Sunflower seeds’ high fiber and protein content make them an excellent on-the-go snack that will keep you full for a while. They contain 29 grams of protein in a 1-cup serving. Studies have shown that consuming sunflower seeds is associated with a reduction in heart disease risk, as well as lowering of cholesterol and blood pressure.


Not only is tempeh a source of gut-friendly probiotics, but it’s also packed with plant-based protein. Try experimenting with new meal options, like a tempeh breakfast hash, tempeh bacon or tempeh stir-fry. Not familiar with the ingredient? Check out this guide to tempeh. You’ll get about 15 grams of protein and 13 grams of carbs in a 4-ounce serving.

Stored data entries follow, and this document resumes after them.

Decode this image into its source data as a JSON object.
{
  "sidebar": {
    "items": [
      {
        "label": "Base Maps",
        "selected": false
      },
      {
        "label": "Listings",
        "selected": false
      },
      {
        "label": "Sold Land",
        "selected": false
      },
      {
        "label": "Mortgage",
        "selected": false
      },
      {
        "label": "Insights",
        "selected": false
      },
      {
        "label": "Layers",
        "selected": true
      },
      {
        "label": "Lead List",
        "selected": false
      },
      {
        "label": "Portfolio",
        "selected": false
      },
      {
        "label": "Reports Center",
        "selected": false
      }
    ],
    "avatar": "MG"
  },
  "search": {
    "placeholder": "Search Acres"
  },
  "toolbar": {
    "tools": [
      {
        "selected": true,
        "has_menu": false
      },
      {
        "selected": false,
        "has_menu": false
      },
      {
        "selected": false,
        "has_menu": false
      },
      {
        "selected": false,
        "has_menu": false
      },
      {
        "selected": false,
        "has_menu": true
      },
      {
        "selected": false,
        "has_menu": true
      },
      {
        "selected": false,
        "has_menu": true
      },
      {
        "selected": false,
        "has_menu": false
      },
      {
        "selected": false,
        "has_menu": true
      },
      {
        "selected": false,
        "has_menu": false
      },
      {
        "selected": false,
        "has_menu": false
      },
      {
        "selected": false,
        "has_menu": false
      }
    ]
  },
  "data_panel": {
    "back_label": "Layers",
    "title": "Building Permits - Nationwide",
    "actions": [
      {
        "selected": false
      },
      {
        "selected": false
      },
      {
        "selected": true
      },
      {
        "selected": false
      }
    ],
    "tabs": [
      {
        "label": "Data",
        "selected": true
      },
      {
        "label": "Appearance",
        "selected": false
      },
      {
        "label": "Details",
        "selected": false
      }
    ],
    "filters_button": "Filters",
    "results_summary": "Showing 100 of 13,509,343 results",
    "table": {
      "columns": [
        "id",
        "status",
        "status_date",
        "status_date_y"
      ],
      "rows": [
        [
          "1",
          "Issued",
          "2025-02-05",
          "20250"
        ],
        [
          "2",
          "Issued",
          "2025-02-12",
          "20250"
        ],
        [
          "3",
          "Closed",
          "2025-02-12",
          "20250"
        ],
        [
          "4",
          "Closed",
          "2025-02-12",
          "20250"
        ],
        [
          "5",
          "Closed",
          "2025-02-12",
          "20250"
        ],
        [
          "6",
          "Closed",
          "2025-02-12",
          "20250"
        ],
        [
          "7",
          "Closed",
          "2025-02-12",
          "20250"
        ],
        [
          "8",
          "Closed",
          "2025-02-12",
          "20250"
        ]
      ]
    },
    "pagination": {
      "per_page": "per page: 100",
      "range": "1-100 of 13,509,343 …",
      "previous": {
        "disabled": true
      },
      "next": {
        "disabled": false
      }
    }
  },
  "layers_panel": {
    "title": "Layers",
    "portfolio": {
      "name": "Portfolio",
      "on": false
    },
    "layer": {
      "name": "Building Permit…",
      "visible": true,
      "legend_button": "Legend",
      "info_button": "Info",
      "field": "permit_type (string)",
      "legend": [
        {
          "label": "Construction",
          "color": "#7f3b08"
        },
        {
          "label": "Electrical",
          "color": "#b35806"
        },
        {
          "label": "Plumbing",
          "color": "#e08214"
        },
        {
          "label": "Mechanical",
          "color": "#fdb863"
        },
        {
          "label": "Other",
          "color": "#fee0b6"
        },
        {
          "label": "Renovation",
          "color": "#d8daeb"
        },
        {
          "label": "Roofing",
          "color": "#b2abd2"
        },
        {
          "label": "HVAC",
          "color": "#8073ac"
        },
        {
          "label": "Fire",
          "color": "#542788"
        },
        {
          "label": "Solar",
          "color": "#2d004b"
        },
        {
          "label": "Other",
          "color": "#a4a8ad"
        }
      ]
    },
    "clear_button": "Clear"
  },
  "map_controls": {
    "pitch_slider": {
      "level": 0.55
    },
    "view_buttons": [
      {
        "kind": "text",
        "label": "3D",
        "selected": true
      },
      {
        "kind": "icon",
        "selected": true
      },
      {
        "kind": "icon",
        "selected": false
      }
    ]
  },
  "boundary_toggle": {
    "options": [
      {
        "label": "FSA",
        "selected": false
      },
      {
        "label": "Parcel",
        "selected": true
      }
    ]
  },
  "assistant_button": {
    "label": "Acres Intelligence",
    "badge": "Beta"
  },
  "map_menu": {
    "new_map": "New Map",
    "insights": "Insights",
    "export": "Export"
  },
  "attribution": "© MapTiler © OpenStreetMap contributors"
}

Looking to switch up your usual egg scramble? Try tofu. I love sautéing crumbled tofu with colorful veggies such as bell peppers, onions and spinach for a high-protein, egg-free breakfast. Don’t forget to add flavor your tofu with spices such as turmeric, black pepper, cumin and garlic. Tofu contains about 20 grams of protein and less than 4 grams of carbs in a half-cup serving.


Tuna delivers zero carbs per serving and 24 grams of protein in a 3-ounce serving, so safe to say that it’s a high-protein, low-carb fish. It’s also an excellent source of vitamins B12 and B6, as well as vitamin D. It’s high in omega-3 fatty acids, too, which can help lower LDL cholesterol, reducing risk of cardiovascular disease and possibly even boosting eye health, research shows.


All yogurt serves up protein, but strained options like Greek yogurt or Icelandic skyr are the highest in protein. Opt for an unsweetened version to avoid added sugars, then incorporate your own natural sweeteners, like fresh fruit and cinnamon. You’ll get more than 15 grams of protein and 5 grams of carbs per three-quarter-cup serving, depending on the brand.